An Imbalance-Aware Approach for Cyber-Attack Detection in IoT-Enabled Cyber-Physical Systems using Autoencoders and Deep Learning
Keywords:
Cyber-attacks, Internet of Things,Water Subsystem, Machine Learning, Principal Component Analysis, Deep Neural Networks.Abstract
Cyber-physical systems enabled by the Internet of Things (IoT) facilitate the transmission and reception of data over the internet, encompassing industrial equipment and operational IT. This equipment will be equipped with sensors to monitor its condition and transmit data to a centralized server via an internet connection. Malicious users may occasionally target sensors, compromising their integrity by altering data. This manipulated information can then be transmitted to a centralized server, resulting in erroneous actions being executed. Many countries' equipment and production systems have failed due to inaccurate data. Consequently, numerous algorithms have been developed to detect attacks.

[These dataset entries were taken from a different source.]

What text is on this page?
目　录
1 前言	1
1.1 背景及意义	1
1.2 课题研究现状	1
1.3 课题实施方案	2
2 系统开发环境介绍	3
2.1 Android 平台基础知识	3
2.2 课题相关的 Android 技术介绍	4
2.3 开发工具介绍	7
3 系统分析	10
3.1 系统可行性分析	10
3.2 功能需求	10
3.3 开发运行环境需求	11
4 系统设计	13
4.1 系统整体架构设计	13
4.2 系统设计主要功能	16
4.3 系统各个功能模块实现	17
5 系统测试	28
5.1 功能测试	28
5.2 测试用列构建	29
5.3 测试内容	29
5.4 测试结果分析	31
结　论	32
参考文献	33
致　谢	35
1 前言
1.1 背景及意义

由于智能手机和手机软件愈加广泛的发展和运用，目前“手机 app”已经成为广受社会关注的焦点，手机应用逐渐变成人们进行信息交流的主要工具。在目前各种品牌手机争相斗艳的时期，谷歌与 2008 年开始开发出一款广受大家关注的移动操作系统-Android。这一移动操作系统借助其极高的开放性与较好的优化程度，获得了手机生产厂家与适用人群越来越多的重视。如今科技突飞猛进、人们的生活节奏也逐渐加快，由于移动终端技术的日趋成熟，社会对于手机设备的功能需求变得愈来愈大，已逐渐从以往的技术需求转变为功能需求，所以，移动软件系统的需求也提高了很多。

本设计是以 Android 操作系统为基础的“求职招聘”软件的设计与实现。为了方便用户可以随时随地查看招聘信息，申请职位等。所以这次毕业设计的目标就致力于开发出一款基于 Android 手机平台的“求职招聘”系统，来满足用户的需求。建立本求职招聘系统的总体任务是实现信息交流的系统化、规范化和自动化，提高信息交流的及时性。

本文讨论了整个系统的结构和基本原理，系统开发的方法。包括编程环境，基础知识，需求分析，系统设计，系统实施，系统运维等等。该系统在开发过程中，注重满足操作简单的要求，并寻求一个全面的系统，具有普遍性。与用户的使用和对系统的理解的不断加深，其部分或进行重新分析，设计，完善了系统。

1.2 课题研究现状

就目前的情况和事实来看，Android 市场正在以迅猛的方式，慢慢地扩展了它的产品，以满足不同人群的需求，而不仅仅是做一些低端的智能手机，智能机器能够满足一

However, these algorithms often encounter issues related to data imbalance, where one class may contain a significantly larger number of records (for instance, NORMAL records) compared to the other class, such as attacks, which may have only a few records. This imbalance can result in detection algorithms failing to make accurate predictions. To address data imbalance, current algorithms utilize OVER and UNDER sampling techniques, which generate new records exclusively for the minority class. To address this issue, we are introducing a novel technique that does not utilize any under or oversampling algorithms. The proposed technique is comprised of two components. An autoencoder will be trained on an imbalanced dataset to extract features. These extracted features will subsequently be utilized to train a decision tree algorithm for predicting labels for both known and unknown attacks. The decision tree is trained using a reduced set of features derived from the principal component analysis (PCA) algorithm. Deep Neural Networks (DNNs) are trained on both known and unknown attacks. If any records contain an attack signature, DNN will identify the corresponding attack label or class and attribute them accordingly.